Zimbabwe: Political violence intensifies ahead of September local elections

Between 28 and 29 July, seven MDC members were arrested allegedly for setting fire to three tractors at a government complex in Chipinge North. The seven accused, including the MDC vice-chairman for Manicaland, Prosper Mucheyami, and the MDC candidate for Chimanimani, Michael Shane Kidd, remained in police custody until 5 August, when they were each granted bail of Zim$20,000. While in detention they were reportedly subjected to verbal threats and psychological intimidation by police officials. In his ruling for bail, Magistrate T. Khumalo stated that there was no connection between the burning of the tractors and the seven accused. Both Mutseyami and Shane Kidd have been repeatedly arrested and harassed by police and ZANU-PF supporters, frequently organised in state-sponsored 'militias', over the past two years.

The pattern of growing repression in the run up to elections in Chimanimani, was matched in the recent mayoral election in Kadoma, Mashonaland West province on 27-28 July when the home of Daniel Mugomba, the initial MDC candidate in the elections, was fire-bombed by suspected ZANU-PF supporters. According to reports, the pre-election period was characterised by intimidation and arbitrary arrests of MDC officials and the bussing in of hundreds of voters to Kadoma. While the ZANU-PF mayoral candidate was declared the winner of the elections, the Zimbabwe Electoral Supervisory Network (ZESN) noted that prior to the election, there were significant incidents of violence and intimidation.

Amnesty International is also concerned about the welfare of Fletcher Dulini-Ncube, MDC Member of Parliament for Lobengula/Magwegwe constituency, Bulawayo arrested on 3 August 2002. Dulini-Ncube was first arrested and charged on 15 November 2001 in relation to the abductions and killings of Cain Nkala and Limukani Luphahla, supporters of ZANU-PF, found dead on 12 and 17 November of the same year. Dulini-Ncube was released on bail in late December 2001. Before his renewed arrest on 3 August 2002 apparently on grounds that his previous bail conditions had lapsed and he was due to be indicted afresh this week, he was recuperating from the surgical removal of his left eye, and about to return to a local clinic for further treatment. Despite suffering from severe hypertension and diabetes, he was held in police custody without receiving appropriate medical attention and food for one day.

Following the submission of a medical statement from his doctor affirming that his condition is life threatening, police officials agreed to return him to hospital, where he is now under police guard.

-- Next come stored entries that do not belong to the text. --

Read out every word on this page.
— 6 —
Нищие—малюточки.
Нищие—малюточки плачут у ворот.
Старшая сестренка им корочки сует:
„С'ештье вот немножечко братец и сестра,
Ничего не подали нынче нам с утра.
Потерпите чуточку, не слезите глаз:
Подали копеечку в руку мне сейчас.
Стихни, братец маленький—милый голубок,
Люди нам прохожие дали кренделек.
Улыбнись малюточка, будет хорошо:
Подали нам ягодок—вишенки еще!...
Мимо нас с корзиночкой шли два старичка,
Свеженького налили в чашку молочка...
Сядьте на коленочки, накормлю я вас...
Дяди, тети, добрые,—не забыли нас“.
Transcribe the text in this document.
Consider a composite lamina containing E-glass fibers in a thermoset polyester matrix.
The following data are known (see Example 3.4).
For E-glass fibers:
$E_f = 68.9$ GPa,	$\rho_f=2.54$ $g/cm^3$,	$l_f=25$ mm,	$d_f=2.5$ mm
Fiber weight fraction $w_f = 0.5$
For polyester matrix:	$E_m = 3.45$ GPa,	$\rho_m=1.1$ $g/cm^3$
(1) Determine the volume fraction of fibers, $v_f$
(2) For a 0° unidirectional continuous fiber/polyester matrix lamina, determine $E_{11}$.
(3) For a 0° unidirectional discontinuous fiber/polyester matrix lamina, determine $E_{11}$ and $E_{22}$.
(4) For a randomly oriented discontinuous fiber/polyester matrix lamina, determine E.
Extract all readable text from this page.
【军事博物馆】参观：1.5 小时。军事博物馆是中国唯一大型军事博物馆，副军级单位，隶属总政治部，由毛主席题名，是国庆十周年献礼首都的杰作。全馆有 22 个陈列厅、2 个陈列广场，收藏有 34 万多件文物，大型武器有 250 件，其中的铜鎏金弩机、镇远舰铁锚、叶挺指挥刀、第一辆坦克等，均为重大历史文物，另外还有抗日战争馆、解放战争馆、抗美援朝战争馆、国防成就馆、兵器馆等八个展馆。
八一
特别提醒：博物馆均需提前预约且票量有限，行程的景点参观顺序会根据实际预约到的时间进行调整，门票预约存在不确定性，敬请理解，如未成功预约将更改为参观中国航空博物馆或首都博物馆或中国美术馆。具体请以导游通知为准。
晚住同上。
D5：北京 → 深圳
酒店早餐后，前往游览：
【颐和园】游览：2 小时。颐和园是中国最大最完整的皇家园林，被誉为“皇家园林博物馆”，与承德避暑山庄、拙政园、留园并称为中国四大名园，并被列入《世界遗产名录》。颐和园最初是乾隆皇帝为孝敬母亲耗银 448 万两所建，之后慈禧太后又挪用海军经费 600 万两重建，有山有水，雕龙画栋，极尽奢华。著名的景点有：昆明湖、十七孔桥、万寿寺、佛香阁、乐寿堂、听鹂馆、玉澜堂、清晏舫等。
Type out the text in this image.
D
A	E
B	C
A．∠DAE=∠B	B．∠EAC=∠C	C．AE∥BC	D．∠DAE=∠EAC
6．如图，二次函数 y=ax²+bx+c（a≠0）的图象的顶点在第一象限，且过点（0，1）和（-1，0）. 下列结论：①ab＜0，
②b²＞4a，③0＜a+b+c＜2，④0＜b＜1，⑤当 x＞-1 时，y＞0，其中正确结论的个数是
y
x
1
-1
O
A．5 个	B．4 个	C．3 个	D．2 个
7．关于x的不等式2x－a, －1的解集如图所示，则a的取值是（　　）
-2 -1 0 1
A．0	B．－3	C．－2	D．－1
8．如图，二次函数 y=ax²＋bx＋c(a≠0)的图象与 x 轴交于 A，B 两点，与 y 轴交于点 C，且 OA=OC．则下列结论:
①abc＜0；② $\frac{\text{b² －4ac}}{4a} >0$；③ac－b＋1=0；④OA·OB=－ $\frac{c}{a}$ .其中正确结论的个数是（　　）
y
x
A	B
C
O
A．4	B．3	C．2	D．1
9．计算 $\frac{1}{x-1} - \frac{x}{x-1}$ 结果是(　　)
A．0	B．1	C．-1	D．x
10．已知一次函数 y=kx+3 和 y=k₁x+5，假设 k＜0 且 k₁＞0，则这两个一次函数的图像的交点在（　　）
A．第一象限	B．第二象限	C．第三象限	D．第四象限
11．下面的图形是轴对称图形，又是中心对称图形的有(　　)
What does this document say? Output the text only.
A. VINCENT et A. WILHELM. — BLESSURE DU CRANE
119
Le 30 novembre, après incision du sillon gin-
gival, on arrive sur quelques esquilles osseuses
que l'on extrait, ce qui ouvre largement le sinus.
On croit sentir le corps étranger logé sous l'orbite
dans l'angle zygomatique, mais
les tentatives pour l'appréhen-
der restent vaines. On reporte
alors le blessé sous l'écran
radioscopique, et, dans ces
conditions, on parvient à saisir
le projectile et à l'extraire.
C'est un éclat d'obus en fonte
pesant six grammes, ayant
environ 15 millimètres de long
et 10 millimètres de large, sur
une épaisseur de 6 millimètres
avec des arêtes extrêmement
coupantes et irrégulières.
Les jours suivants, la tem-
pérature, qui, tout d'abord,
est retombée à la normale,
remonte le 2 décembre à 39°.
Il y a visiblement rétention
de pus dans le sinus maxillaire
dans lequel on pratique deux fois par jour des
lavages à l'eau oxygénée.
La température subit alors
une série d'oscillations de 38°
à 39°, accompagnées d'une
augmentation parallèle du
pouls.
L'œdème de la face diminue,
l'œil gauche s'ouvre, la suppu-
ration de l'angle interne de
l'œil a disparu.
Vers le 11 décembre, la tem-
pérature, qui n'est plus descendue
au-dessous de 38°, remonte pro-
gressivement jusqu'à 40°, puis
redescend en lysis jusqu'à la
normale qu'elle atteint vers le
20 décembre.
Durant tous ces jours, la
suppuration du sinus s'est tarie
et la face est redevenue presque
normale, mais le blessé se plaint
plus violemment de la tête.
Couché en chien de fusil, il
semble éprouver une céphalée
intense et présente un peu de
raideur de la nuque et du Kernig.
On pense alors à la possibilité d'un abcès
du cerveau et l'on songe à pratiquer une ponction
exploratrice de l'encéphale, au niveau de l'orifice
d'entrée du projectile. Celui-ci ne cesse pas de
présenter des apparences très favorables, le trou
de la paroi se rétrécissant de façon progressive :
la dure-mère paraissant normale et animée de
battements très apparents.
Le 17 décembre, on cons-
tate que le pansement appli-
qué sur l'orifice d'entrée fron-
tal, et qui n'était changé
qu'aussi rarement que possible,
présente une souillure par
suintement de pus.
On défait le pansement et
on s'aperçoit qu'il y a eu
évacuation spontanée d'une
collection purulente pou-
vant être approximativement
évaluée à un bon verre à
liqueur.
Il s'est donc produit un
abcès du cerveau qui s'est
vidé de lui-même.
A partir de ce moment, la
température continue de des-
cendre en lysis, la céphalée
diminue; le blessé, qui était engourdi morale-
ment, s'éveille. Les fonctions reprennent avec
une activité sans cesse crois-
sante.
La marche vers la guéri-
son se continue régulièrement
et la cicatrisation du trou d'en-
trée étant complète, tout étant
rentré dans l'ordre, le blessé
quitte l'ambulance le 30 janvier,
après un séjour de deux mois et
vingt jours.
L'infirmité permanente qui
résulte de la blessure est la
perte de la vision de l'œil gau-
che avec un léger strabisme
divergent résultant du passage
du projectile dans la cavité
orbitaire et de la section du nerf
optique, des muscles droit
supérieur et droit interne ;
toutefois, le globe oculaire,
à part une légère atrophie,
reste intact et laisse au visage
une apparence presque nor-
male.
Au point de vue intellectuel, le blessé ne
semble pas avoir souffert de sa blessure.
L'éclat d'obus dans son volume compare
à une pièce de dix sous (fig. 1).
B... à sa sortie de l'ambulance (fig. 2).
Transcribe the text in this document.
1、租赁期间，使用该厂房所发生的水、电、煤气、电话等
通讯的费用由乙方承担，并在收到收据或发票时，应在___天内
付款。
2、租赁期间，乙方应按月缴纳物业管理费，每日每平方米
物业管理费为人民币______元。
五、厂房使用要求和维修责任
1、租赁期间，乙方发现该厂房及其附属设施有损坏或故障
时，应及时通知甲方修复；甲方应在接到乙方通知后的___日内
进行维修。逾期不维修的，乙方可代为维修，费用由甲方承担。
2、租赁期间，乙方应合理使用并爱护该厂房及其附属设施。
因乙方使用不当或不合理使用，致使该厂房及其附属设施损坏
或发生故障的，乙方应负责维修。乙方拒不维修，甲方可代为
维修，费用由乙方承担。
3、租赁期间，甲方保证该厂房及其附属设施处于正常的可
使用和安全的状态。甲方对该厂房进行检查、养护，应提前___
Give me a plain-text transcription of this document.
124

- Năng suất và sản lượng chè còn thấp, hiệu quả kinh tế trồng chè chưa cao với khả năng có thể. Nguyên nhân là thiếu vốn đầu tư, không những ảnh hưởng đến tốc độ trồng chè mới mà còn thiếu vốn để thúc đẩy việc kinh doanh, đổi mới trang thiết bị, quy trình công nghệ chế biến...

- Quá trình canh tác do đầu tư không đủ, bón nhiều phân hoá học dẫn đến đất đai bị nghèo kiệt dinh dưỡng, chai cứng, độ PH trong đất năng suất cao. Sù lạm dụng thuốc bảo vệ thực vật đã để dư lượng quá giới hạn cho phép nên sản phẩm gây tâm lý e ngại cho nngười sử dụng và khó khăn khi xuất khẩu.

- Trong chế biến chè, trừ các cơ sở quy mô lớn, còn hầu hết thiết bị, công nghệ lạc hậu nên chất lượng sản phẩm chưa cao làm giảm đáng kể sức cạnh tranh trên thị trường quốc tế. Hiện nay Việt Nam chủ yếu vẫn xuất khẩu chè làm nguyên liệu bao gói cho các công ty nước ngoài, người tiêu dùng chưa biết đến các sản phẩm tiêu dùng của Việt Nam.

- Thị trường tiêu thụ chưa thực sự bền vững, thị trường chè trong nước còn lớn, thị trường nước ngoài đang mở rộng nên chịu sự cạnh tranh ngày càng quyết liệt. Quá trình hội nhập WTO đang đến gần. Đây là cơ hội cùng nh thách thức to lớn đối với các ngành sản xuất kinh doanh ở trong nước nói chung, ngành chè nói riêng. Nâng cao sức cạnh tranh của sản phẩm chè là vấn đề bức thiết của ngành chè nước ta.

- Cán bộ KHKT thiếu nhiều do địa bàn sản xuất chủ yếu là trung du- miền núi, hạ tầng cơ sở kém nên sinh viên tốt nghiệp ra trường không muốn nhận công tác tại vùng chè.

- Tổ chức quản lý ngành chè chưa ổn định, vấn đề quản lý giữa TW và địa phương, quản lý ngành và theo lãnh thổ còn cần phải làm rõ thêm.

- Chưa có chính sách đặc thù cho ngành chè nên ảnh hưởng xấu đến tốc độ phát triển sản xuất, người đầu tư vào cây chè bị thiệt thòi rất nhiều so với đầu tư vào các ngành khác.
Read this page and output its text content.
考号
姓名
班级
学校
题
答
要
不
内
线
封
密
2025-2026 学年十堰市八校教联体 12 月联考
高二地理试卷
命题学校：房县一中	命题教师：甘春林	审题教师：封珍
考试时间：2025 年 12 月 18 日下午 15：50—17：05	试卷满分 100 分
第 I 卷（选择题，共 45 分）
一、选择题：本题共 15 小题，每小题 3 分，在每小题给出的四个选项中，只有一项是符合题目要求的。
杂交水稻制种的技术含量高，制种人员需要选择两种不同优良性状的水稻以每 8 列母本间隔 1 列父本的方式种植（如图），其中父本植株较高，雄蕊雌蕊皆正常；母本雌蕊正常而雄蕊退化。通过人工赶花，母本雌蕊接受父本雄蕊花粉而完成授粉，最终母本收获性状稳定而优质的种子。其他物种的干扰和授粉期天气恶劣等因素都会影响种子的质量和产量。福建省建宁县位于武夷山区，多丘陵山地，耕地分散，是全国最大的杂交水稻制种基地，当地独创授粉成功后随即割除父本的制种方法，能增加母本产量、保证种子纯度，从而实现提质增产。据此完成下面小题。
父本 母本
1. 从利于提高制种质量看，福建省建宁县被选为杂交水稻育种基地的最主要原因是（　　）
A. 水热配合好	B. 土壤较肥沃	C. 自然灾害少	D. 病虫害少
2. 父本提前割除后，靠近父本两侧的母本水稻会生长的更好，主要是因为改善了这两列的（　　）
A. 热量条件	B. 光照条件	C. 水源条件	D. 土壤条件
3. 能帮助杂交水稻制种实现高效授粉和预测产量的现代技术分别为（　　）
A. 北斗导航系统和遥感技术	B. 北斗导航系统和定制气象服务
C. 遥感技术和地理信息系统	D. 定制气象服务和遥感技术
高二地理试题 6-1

Shortly after the High Court announced its 8 August decision to indict Dulini-Ncube, prison officials went to the hospital. They removed his hospital clothes and replaced them with a prison uniform and leg irons. According to Article 33 of the Standard Minimum Rules for the Treatment of Prisoners, the use of leg irons is forbidden in this instance. Amnesty International is concerned that the treatment of Dulini-Ncube is incompatible with Zimbabwe's international obligations under Article 14 of the International Covenant on Civil and Political Rights, and Article 7 of the African Charter on Human and People's Rights which state that everyone has the right to be presumed innocent and treated as innocent until and unless they are convicted according to the law in the course of proceedings which meet at least the minimum prescribed requirements of fairness. Even though Dulini-Ncube is facing criminal charges, he still retains all human rights and fundamental freedoms, including the right to be presumed innocent by a competent court or tribunal, and the right to humane treatment.

Amnesty International believes that the ongoing prosecution of Fletcher Dulini-Ncube, including his renewed arrest and detention, and the denial of access to medical care, is solely motivated by his political beliefs and affiliation with the MDC. His treatment confirms the pattern of ongoing repression against the political opposition and abuse of the neutrality of the police by government.

'The human rights situation in Zimbabwe will only improve if the link between political debate and the use of violence is broken,' Amnesty International stressed, adding that '[r]ather than suppressing peaceful political opposition, the government of Zimbabwe should uphold international human rights standards that protect the rights to freedom of expression and association.'

'The Zimbabwean authorities must ensure that the local government elections in September can take place in a climate free from harassment and violence and that the police carry out their duties in a professional and politically neutral manner,' the organisation added.